Selecting a “sample application” for class labs

Class labs are more effective if they use a scenario that builds up to a sample solution. Attendees leave the class feeling they have built something and have a toolkit useful for their environment. The difficulty comes with selecting the scenario. It has to be complex enough to support labs on advanced topics but simple enough to be readily understood.

I once taught a class on database usage that had a rental car agency as the sample application. It was so complicated that some users complained that they did not attend the class to learn the rental-car business. Others who knew the rental-car business complained the business rules in the sample were wrong. These discussions took away from class time and enjoyment. We ended up selecting another scenario when the class was revised.

My most recent lab creation involved a simple case of “login failure” from linux_secure logs. They were easy to discover and examine. The labs were designed to investigate the situation by looking at other data sources and correlating them to the log records. The use of statistical operators  and data visualization in the product were used to discover how often these failures occurred, which accounts were most frequently involved, which geo locations originated the login request and other clues. I’m not a security expert and knew that this was not a very sophisticated example of systems under attack. But it was simple enough for all attendees to immediately grasp and the experts in the class were kind enough to go along with such an elementary use case. (it was, after all, the first class in the curriculum so it was elementary). I am pleased to say that this scenario was used successfully for years.

Recently I notice the class labs were changed to use an e-commerce example. I believe this was done to align the class labs to the documentation examples. Whether this is a good thing or not has been the subject of debate in my latest consulting engagement. This will be a topic for a future blog post.

 

Education, documentation – What’s the difference?

Are training materials just reformatted documentation sections? I’ve been told at times “just copy the documentation” for training materials.  Other times, coworkers express surprise that I am NOT doing that. Recently at a client site, I was told that the training materials should match the documentation “exactly”. They want the same examples and sample app. Benefit cited was the ability to cut an example out of the documentation and paste it in to the app during class labs (therefore eliminating much of the work in building a lab – and the learning).

This is a big topic which will likely be broken into multiple posts. I’ll start with using the same examples in docs and training.

Cutting an pasting from docs to build training materials

This is done – and needs to happen – when the text is about terminology and product description. Documentation is usually started earlier in a project than training. This means terminology, product benefits, feature benefits and role definitions are already worked out and approved by product management.
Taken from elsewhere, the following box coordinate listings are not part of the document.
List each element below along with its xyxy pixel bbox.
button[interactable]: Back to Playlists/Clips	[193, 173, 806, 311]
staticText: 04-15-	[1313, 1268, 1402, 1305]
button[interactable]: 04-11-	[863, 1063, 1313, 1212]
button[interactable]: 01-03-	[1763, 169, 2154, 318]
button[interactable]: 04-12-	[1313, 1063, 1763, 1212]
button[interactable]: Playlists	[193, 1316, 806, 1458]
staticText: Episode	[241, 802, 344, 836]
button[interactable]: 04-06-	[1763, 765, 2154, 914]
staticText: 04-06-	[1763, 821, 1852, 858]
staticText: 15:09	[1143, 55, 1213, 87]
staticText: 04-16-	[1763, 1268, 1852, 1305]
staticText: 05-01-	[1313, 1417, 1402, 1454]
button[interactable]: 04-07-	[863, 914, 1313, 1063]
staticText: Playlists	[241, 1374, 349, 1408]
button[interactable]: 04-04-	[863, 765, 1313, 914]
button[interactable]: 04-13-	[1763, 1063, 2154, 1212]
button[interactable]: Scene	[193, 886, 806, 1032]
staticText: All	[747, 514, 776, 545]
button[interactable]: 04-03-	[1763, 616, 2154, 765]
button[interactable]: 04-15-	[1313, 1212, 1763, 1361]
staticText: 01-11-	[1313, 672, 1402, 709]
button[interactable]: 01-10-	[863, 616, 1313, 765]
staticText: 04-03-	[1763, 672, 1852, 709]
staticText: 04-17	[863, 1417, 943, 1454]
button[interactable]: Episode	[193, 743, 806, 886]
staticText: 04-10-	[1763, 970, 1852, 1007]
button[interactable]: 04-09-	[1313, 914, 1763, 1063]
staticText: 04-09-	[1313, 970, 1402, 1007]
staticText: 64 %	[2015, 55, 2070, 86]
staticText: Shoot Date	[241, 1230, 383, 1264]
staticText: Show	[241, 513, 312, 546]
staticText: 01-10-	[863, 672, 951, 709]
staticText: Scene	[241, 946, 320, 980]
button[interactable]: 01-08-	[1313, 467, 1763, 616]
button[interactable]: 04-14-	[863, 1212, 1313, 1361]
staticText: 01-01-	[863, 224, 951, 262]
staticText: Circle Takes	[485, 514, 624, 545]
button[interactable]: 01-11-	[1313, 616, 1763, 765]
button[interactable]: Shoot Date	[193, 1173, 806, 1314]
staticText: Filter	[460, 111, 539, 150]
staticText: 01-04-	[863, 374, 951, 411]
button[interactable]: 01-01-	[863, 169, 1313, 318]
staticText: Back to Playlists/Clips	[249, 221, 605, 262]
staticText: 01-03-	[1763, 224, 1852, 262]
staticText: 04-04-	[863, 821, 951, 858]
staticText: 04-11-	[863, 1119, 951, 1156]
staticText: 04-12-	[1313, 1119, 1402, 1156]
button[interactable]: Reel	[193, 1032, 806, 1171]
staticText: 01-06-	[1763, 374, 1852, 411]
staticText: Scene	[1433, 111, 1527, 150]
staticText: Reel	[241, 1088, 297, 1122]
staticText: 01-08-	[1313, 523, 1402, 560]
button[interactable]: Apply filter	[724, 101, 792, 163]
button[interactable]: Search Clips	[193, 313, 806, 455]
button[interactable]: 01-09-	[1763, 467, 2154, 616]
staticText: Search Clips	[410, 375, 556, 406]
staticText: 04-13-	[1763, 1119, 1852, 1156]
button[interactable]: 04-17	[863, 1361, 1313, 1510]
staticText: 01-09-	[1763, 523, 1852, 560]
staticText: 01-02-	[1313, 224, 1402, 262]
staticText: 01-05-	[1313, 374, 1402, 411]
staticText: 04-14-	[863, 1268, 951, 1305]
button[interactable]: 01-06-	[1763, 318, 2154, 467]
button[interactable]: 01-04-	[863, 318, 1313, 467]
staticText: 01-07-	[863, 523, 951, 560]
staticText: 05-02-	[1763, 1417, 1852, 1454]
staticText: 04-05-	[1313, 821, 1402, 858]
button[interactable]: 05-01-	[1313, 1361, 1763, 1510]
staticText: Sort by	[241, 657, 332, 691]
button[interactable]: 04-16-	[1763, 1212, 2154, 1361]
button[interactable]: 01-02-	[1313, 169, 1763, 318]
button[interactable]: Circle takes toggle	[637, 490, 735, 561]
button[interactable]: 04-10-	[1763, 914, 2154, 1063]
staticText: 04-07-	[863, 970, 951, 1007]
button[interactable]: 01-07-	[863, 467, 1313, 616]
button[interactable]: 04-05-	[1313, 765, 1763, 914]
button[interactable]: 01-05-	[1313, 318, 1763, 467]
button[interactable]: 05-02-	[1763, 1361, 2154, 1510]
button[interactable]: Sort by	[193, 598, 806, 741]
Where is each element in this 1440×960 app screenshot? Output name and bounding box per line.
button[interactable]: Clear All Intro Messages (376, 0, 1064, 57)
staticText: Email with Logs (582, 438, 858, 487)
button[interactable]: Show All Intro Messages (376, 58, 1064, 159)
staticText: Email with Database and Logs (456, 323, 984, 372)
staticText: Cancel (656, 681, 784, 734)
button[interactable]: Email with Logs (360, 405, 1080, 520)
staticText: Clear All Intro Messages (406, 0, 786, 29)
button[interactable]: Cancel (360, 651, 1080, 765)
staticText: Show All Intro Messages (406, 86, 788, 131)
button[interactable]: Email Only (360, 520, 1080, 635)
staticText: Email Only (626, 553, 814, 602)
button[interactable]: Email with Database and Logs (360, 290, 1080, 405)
So why not use these sentences? Consistency in terminology is important to the learning process.

Same examples used in both? I will confess to occasionally doing this when  pressed with a deadline and education readiness is part of the decision to release a new product version. However, having docs and education the same is not a good idea because customers will know this was done and will be disappointed. For example, one customer review said something like: I paid $1000 for this course and it’s the same as the docs – what a ripoff! It seemed this customer had read the docs and wanted more. Most of us will agree that more examples are a good thing. Showing the product can handle multiple applications is a good thing. Keeping customers from getting annoyed and bored is a good thing.

Using the same customer application example

Setting up a sample sandbox with loaded data is complicated with some products. In classes, customers might be using this sandbox or a clone. This can be a big win for education if someone else has set up the lab systems. However, if the sandbox environment is too complicated (as is the case with many demo systems), it will impede learning. The labs have to be simple enough to be understood quickly so that time is not wasted trying to figure or the design and logic of the lab environment. But it can’t be so simple that the class attendees think the software can’t handle complex applications – such as theirs. And you don’t want the lab sessions to devolve into discussions about why the samples are not real-world. (I have had this happen with security examples).

Using the same system for demos, doc examples and education can leave the education department vulnerable to changes in the environment that break labs. And if this is discovered during a class, customers will be unhappy. Docs and education are often on different release schedules and demos can be changed at anytime. In a small company with good communication between departments, this might not be much of a problem. In larger companies or companies with departmental silos, training may not know about the changes until customers discover it.

For these reasons, I believe it is better to have the education build and manage their own lab environment.

 

 

Is it Training or Education?

Who cares? No, really. I get this question all the time when I am talking to clients or interviewing. It’s asked in a kind of tone that indicates the person does not want to offend or look silly. I use the terms interchangeably. Somehow education sounds better than training. Think of education as in “higher education” and training as in “vocational training”. In our society, one is considered better than the other. There is lots written about the distinction if you care to browse the topic.

One broad difference could be that education is about theoretical knowledge and training the practical application of that knowledge. Learning technical subjects includes both theory and practical application. When you learn a new programming language or IT tool, you learn what it is all about and then you use it. In a class, the use of the technology or product is typically done through a set of guided labs mixed in with the lecture.

To avoid the whole wearisome discussion, some tech educators use “learning” to describe the process and “learners” to describe those who take part in classes. Education departments are then called “Learning services” or something like that. I like Education for the department name and training as the services provided by that department. But, really, it’s not a big deal.